In this example, we request a nested structure at three levels. For each combination we'll run a function, f1. The lapply function has three levels of nesting with 3, 2, and 2 parameters, leading to 3x2x2 = 12 outputs. Running the function as written above returns the following:

 1[[1]]
 2[[1]][[1]]
 3[[1]][[1]][[1]]
 4[1] "PRE_adf"
 5
 6[[1]][[1]][[2]]
 7[1] "PRE_adg"
 8
 9
10[[1]][[2]]
11[[1]][[2]][[1]]
12[1] "PRE_aef"
13
14[[1]][[2]][[2]]
15[1] "PRE_aeg"
16
17
18
19[[2]]
20[[2]][[1]]
21[[2]][[1]][[1]]
22[1] "PRE_bdf"
23
24[[2]][[1]][[2]]
25[1] "PRE_bdg"
26
27
28[[2]][[2]]
29[[2]][[2]][[1]]
30[1] "PRE_bef"
31
32[[2]][[2]][[2]]
33[1] "PRE_beg"
34
35
36
37[[3]]
38[[3]][[1]]
39[[3]][[1]][[1]]
40[1] "PRE_cdf"
41
42[[3]][[1]][[2]]
43[1] "PRE_cdg"
44
45
46[[3]][[2]]
47[[3]][[2]][[1]]
48[1] "PRE_cef"
49
50[[3]][[2]][[2]]
51[1] "PRE_ceg"

The function can also be run, returning a flattened list as follows:

1run_loops(vals = list(a=c('a', 'b', 'c'), b=c('d', 'e'), c=c('f', 'g')), fn = f1, flatten = TRUE, prefix = "PRE_")
 1[[1]]
 2[1] "PRE_adf"
 3
 4[[2]]
 5[1] "PRE_adg"
 6
 7[[3]]
 8[1] "PRE_aef"
 9
10[[4]]
11[1] "PRE_aeg"
12
13[[5]]
14[1] "PRE_bdf"
15
16[[6]]
17[1] "PRE_bdg"
18
19[[7]]
20[1] "PRE_bef"
21
22[[8]]
23[1] "PRE_beg"
24
25[[9]]
26[1] "PRE_cdf"
27
28[[10]]
29[1] "PRE_cdg"
30
31[[11]]
32[1] "PRE_cef"
33
34[[12]]
35[1] "PRE_ceg"

Alternative method

An alternative approach would be to build all combinations of parameters and then send them to the calling function, f1. The base R function expand.grid() can be used to run in this manner.

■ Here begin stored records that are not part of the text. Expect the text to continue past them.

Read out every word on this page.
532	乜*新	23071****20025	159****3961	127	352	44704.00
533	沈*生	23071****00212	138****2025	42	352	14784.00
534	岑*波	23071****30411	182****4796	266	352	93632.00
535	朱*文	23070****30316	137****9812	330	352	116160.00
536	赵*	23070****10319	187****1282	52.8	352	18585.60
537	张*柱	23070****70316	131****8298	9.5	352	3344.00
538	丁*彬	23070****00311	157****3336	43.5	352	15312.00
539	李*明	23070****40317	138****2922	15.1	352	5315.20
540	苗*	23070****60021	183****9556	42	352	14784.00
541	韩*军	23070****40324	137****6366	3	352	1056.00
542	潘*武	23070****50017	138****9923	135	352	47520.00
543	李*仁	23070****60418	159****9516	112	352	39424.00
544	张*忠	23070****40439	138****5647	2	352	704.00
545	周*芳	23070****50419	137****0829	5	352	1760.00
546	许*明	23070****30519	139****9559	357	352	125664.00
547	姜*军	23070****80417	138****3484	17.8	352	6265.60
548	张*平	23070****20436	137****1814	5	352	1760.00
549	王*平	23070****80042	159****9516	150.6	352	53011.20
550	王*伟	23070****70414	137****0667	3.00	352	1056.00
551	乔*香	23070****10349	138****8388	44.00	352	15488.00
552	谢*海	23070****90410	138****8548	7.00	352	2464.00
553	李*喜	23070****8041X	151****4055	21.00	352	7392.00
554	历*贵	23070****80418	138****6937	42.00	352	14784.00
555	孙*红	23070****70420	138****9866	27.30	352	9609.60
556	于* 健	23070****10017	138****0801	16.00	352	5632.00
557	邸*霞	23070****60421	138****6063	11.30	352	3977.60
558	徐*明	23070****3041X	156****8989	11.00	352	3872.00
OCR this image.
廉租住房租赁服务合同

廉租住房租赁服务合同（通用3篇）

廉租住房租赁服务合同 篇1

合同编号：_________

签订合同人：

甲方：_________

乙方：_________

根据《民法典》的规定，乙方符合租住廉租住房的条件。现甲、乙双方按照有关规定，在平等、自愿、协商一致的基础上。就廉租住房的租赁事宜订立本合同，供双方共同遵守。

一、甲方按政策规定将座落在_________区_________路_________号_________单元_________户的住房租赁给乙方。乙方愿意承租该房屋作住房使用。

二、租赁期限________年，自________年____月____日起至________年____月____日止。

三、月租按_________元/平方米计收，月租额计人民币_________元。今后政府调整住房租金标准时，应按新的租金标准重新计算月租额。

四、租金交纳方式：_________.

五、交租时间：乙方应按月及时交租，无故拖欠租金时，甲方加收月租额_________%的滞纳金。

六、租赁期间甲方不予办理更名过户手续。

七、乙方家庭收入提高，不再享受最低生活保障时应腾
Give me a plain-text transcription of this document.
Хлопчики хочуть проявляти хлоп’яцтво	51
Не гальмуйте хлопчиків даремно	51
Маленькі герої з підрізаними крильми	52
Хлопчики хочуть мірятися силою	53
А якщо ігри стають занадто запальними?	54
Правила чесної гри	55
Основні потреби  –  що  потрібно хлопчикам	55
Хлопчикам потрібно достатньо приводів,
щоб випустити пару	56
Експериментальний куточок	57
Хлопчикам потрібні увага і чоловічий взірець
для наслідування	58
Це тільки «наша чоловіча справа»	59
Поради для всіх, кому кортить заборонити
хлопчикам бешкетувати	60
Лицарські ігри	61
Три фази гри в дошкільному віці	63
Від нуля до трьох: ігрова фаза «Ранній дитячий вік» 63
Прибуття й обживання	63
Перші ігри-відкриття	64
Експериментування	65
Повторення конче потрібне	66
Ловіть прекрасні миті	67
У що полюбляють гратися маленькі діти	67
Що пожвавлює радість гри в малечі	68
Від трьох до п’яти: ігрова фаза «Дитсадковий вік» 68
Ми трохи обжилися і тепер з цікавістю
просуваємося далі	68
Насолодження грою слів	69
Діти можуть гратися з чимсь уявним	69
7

1g <- expand.grid(list(a=c('a', 'b', 'c'), b=c('d', 'e'), c=c('f', 'g')))
2apply(g, 1, f1, prefix = "PRE_")
1 [1] "PRE_adf" "PRE_bdf" "PRE_cdf" "PRE_aef" "PRE_bef" "PRE_cef" "PRE_adg"
2 [8] "PRE_bdg" "PRE_cdg" "PRE_aeg" "PRE_beg" "PRE_ceg"

The advantage of expand.grid() is that it is far simpler in nature, however the nested structure is lost. The recursive approach outlined above offers additional advantages when working with more complex logic.